Es gilt also generell, vorbeugend zu handeln - z. B. bei den Belegen. Gutverdienende müssen alle privaten Belege, die für die steuerliche Beurteilung von Bedeutung sind, über 6 Jahre aufbewahren. Mehr noch: Weist du z. B. keine (steigenden) Zinseinkünfte aus, musst du belegen können, dass du dein Einkommen anderweitig ausgegeben hast – z. B. auf Reisen (Belege aufbewahren). Anschlussprüfungen sind hierbei möglich.

Tipp

Praxis-Tipp: Sichere deinen PC/Notebook gegen den Prüfer

Für die Außenprüfung können auch elektronische Daten herangezogen werden. Im Klartext: Der Prüfer hat Zugang zu deinem privaten PC oder Notebook bzw. kann die Herausgabe von elektronischen Daten verlangen – und juristisch durchsetzen. Stelle sicher, dass finanzamtsrelevante Informationen und andere private Daten auf dem PC deutlich getrennt werden – zu den privaten Daten hat der Betriebsprüfer nämlich keinen Zugriff. Der Zugriff beschränkt sich auf steuerlich relevante Daten.

Besondere Vorsicht ist geboten, wenn deine Steuerbescheide für Jahre, die für dich steuerlich abgehakt sind, vom Finanzamt lediglich „unter dem Vorbehalt der Nachprüfung“ ergangen sind. Diese sind noch nicht rechtskräftig.

Du bist also gut beraten, Unterlagen aus diesen Steuerjahren auch weiterhin aufzubewahren, um deine steuerlichen Verhältnisse auch später noch beweisen zu können.

Tipp

Die wichtigsten Fragen zum Thema

Damit du dir schnell einen Überblick verschaffen kannst, haben wir die wichtigsten Fragen und Antworten zur privaten Steuerprüfung zusammengefasst.
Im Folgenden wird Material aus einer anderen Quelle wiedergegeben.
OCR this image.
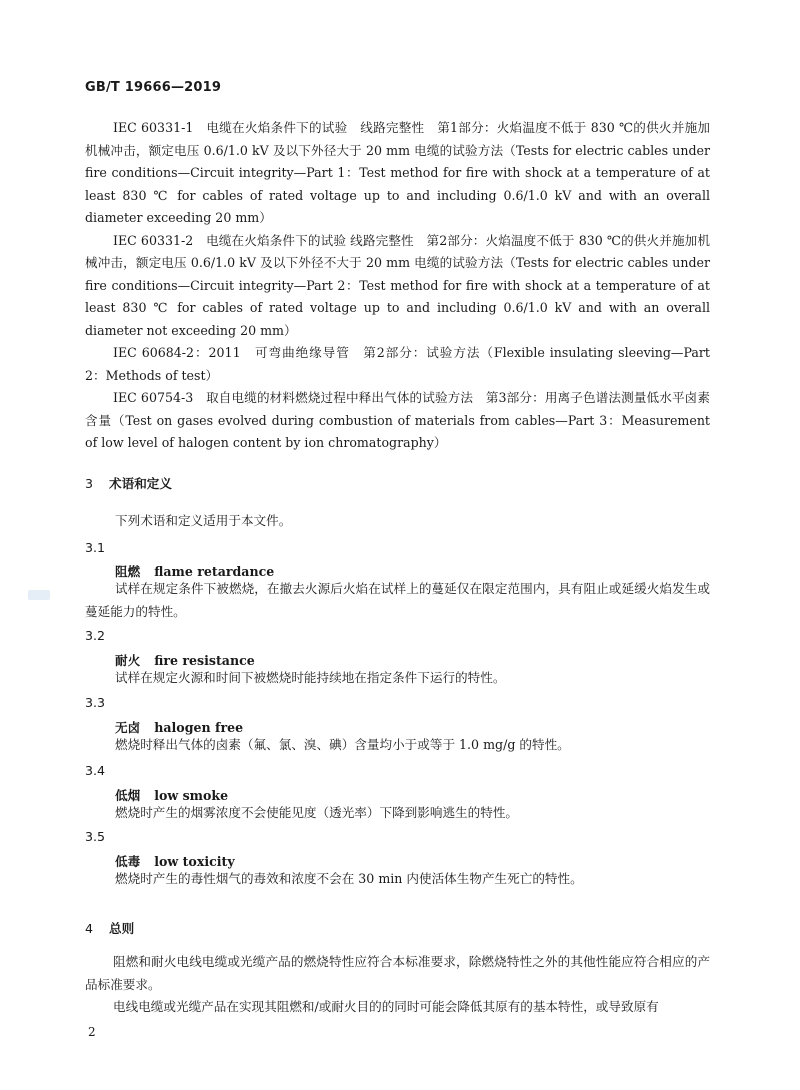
GB/T 19666—2019

IEC 60331-1　电缆在火焰条件下的试验　线路完整性　第1部分：火焰温度不低于 830 ℃的供火并施加机械冲击，额定电压 0.6/1.0 kV 及以下外径大于 20 mm 电缆的试验方法（Tests for electric cables under fire conditions—Circuit integrity—Part 1：Test method for fire with shock at a temperature of at least 830 ℃ for cables of rated voltage up to and including 0.6/1.0 kV and with an overall diameter exceeding 20 mm）

IEC 60331-2　电缆在火焰条件下的试验 线路完整性　第2部分：火焰温度不低于 830 ℃的供火并施加机械冲击，额定电压 0.6/1.0 kV 及以下外径不大于 20 mm 电缆的试验方法（Tests for electric cables under fire conditions—Circuit integrity—Part 2：Test method for fire with shock at a temperature of at least 830 ℃ for cables of rated voltage up to and including 0.6/1.0 kV and with an overall diameter not exceeding 20 mm）

IEC 60684-2：2011　可弯曲绝缘导管　第2部分：试验方法（Flexible insulating sleeving—Part 2：Methods of test）

IEC 60754-3　取自电缆的材料燃烧过程中释出气体的试验方法　第3部分：用离子色谱法测量低水平卤素含量（Test on gases evolved during combustion of materials from cables—Part 3：Measurement of low level of halogen content by ion chromatography）

3 术语和定义

下列术语和定义适用于本文件。

3.1
阻燃 flame retardance

试样在规定条件下被燃烧，在撤去火源后火焰在试样上的蔓延仅在限定范围内，具有阻止或延缓火焰发生或蔓延能力的特性。

3.2
耐火 fire resistance

试样在规定火源和时间下被燃烧时能持续地在指定条件下运行的特性。

3.3
无卤 halogen free

燃烧时释出气体的卤素（氟、氯、溴、碘）含量均小于或等于 1.0 mg/g 的特性。

3.4
低烟 low smoke

燃烧时产生的烟雾浓度不会使能见度（透光率）下降到影响逃生的特性。

3.5
低毒 low toxicity

燃烧时产生的毒性烟气的毒效和浓度不会在 30 min 内使活体生物产生死亡的特性。

4 总则

阻燃和耐火电线电缆或光缆产品的燃烧特性应符合本标准要求，除燃烧特性之外的其他性能应符合相应的产品标准要求。

电线电缆或光缆产品在实现其阻燃和/或耐火目的的同时可能会降低其原有的基本特性，或导致原有

2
1. Wie wahrscheinlich ist eine Steuerprüfung bei Privatpersonen?

Eine steuerliche Außenprüfung bei Privatpersonen ist nur zulässig, wenn die oder der Steuerpflichtige hohe Einkünfte hat.

2. Was wird bei einer privaten Steuerprüfung kontrolliert?

Bei der Steuerprüfung prüft das Finanzamt deine Angaben zu sämtlichen Steuerarten – also Umsatzsteuer, Einkommenssteuer etc. Die meisten Steuerprüfungen werden bei Großbetrieben durchgeführt, deutlich weniger bei Mittel- und Kleinbetrieben.

3. Kann das Finanzamt auf mein Konto schauen?

Seit 2005 ist es Behörden erlaubt, einen Kontenabruf zu starten – aber nur dann, wenn Steuerpflichtige keine ausreichenden Angaben zu ihren Einkommensverhältnissen geben können oder möchten.